Someone labels me an attention-seeker, but I’m actually accused of attention-seeking with theüberspazzen syndrome by friends. “You’re always thinking in terms of your symptoms and meds. That kinda puts me off”. But, hey, I think that’s The Stigma talking, and I refuse to bow down to The Stigma. Being ostensive about narrating your daily experience of the world in terms of the mental illness is a bit like the “queer” strand of the gay rights movement. Maybe I actually overdo self-analysis in terms of bipolar disorder and DP/DR terms, but it’s in unconscious defiance to the idea that you should hide mental illness and try and go about your issues unhinged by the idea you have a diagnosis. Maybe Alone from The Last Psychiatrist does have a point on psychiatry often playing a semiotic game, but if it’s a semiotic game that helps organize the general malaise that the “neurotypical” won’t be able to reason about becase of Sapir-Whorf issues, I’m into it.
I’m not “mentally ill”, I have a damaged brain, and the damaged part is the part that the human species shares with other mammals.

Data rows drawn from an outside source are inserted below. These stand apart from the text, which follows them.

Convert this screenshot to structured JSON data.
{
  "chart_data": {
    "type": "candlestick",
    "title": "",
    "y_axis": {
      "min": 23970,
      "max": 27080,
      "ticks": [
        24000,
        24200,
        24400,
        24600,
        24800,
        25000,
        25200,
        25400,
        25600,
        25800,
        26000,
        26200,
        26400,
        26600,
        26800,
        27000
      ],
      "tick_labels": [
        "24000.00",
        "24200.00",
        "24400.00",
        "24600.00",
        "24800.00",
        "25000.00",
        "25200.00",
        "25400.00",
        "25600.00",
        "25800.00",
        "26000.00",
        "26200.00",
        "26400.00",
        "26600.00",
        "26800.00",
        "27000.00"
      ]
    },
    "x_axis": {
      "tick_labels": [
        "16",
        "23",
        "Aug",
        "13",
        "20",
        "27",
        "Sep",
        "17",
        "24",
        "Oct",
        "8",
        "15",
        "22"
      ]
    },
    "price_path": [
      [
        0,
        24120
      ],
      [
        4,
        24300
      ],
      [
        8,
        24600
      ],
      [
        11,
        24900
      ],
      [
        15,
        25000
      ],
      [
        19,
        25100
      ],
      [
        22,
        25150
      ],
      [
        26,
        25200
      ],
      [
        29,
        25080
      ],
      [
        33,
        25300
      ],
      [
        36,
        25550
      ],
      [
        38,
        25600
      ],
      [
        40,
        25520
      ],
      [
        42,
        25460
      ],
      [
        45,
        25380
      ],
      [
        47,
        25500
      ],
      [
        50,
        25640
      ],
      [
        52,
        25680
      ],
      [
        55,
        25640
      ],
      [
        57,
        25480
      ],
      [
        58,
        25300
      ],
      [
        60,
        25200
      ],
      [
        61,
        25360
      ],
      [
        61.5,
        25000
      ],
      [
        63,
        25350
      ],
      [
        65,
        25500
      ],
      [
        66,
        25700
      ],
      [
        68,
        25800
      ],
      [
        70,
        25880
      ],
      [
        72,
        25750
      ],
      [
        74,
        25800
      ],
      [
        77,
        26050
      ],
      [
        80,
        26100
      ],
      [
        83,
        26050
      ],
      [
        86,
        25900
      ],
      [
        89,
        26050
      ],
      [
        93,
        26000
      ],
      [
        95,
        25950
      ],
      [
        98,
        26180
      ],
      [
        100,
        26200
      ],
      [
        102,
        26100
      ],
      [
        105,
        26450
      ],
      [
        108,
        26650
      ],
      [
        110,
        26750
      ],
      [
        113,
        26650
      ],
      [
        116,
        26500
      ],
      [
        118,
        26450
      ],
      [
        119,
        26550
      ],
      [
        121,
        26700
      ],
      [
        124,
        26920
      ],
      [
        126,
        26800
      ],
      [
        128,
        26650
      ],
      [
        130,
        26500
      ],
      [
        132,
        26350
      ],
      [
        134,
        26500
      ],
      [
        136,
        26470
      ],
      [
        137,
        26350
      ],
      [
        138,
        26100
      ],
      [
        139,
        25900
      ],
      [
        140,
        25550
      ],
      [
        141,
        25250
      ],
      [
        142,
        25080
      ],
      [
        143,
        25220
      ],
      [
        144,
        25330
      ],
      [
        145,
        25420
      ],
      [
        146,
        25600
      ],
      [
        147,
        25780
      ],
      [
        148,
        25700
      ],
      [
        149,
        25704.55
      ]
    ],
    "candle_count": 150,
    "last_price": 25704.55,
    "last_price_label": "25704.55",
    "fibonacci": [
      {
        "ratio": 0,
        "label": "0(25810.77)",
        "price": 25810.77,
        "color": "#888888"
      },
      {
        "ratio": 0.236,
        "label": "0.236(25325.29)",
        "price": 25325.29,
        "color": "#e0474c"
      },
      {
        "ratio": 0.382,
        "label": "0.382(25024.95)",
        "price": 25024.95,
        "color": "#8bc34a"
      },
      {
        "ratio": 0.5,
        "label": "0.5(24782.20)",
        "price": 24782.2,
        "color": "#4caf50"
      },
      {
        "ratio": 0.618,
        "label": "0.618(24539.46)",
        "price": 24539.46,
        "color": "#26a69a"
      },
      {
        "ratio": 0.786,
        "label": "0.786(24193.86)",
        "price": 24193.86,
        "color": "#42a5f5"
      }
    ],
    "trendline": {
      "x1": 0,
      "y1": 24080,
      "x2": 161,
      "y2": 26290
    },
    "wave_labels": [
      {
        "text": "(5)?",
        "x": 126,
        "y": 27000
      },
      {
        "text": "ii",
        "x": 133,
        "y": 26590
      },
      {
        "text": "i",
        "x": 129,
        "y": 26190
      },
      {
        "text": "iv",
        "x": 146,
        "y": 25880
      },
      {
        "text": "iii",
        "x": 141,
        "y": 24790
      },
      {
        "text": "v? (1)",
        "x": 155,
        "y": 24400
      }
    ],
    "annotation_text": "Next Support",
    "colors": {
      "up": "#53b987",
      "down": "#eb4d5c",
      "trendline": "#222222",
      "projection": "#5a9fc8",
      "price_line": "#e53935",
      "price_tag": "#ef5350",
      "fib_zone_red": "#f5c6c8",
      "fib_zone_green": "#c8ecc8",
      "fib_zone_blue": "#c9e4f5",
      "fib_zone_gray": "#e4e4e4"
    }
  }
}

The part of the brain that makes us human is alive and kicking — maybe it was alive and kicking more before I started trying to reign in the damaged part — meds aren’t that “clean” — but that’s besides the point.
So, erm, it’s not my friends’ fault that they end up echoing The Stigma. It’s actually the part-of-the-brain-that-makes-us-human doing what everyone does, doing what I do all the time: accepting the established opinion when one does not have the time, the resources or the patience to form one.
blogjournal and all but I wish I could do more against the stigma of neurological disorders as incapacitating or making you “less of a person”. When taking the right meds for my condition I’m as much as a productive member of society as anyone else, much like someone with heart problems returns to full productive personhood as soon as their meds stabilize their condition.